CoreNLP is an open source natural language processing toolkit developed by the Natural Language Processing Group at Stanford University. It supports multiple languages, including English, Chinese, Arabic, etc., and can perform tasks such as word segmentation, part-of-speech tagging, named entity recognition, syntax analysis, and sentiment analysis. The following is an example of English word segmentation using CoreNLP:

import json
from pycorenlp import StanfordCoreNLP

nlp = StanfordCoreNLP('http://localhost:9000')

text = "The quick brown fox jumps over the lazy dog."
output = nlp.annotate(text, properties={
    'annotators': 'tokenize',
    'outputFormat': 'json'
})

tokens = [token['word'] for sentence in output['sentences'] for token in sentence['tokens']]

print(tokens)

# Output: ['The', 'quick', 'brown', 'fox', 'jumps', 'over', 'the', 'lazy', 'dog', '.']

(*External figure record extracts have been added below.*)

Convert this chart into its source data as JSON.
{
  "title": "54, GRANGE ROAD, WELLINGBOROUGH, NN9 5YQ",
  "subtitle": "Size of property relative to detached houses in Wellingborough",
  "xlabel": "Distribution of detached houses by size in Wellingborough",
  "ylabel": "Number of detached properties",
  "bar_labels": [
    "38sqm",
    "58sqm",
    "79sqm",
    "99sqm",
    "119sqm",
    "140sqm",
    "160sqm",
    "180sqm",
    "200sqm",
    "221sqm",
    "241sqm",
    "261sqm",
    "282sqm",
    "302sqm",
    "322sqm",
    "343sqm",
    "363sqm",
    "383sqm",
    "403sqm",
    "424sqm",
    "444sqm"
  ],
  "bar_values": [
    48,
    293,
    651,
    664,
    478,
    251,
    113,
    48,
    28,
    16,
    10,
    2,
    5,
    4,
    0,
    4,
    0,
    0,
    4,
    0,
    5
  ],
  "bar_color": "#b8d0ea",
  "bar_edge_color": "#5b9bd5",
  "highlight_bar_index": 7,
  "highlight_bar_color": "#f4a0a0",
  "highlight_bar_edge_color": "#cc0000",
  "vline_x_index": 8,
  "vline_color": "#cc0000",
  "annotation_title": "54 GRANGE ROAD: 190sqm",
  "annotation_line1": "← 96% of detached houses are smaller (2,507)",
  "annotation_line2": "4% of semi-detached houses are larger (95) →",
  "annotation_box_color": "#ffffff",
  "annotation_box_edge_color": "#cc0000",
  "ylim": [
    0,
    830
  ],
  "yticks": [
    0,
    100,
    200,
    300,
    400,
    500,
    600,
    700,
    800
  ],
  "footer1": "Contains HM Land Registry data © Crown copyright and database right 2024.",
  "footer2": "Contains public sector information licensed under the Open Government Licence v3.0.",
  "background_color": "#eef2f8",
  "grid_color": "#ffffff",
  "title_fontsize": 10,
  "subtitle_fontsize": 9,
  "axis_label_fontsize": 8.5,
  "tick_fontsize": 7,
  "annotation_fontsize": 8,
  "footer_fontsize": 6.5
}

Penn Treebank Corpus: Contains various types of English text data for research on syntactic analysis and other natural language processing tasks.
OntoNotes corpus: Contains text data in multiple languages, used to study tasks such as named entity recognition and semantic role labeling.

Five, LTP

LTP (Language Technology Platform) is an open source natural language processing toolkit for Chinese developed by the Social Computing and Information Retrieval Research Center of Harbin Institute of Technology. It supports tasks such as Chinese word segmentation, part-of-speech tagging, named entity recognition, dependency syntax analysis, and semantic role tagging. The following is an example of using LTP for Chinese word segmentation:

from pyltp import Segmentor

segmentor = Segmentor()
segmentor.load("/path/to/your/model")
text = "自然语言处理是一项重要的人工智能技术。"
words = segmentor.segment(text)

print(words)

# Output: ['自然语言', '处理', '是', '一项', '重要', '的', '人工智能', '技术', '。']

SIGHAN2005 corpus: Contains various types of Chinese text data, used to study Chinese word segmentation, part-of-speech tagging and other tasks.
CTB5.1 Corpus: Contains more than 170,000 Chinese sentences for research on syntactic analysis and other natural language processing tasks.

6. MSR

MSR is a Chinese-oriented natural language processing toolset developed by Microsoft Research Asia. It can perform tasks such as Chinese word segmentation, part-of-speech tagging, named entity recognition, and dependency syntax analysis, and provides interfaces in multiple languages. The following is an example of Chinese word segmentation using MSR:

import msr

text = "自然语言处理是一项重要的人工智能技术。"
seg = msr.segment(text)

print(seg)

# Output: ['自然语言', '处理', '是', '一项', '重要', '的', '人工智能', '技术', '。']

MSR Chinese Word Segmentation Corpus: Contains 1 million Chinese sentences, used to study Chinese word segmentation and other tasks.
MSR Entity Recognition Corpus: Contains a large amount of entity annotation data for researching tasks such as named entity recognition.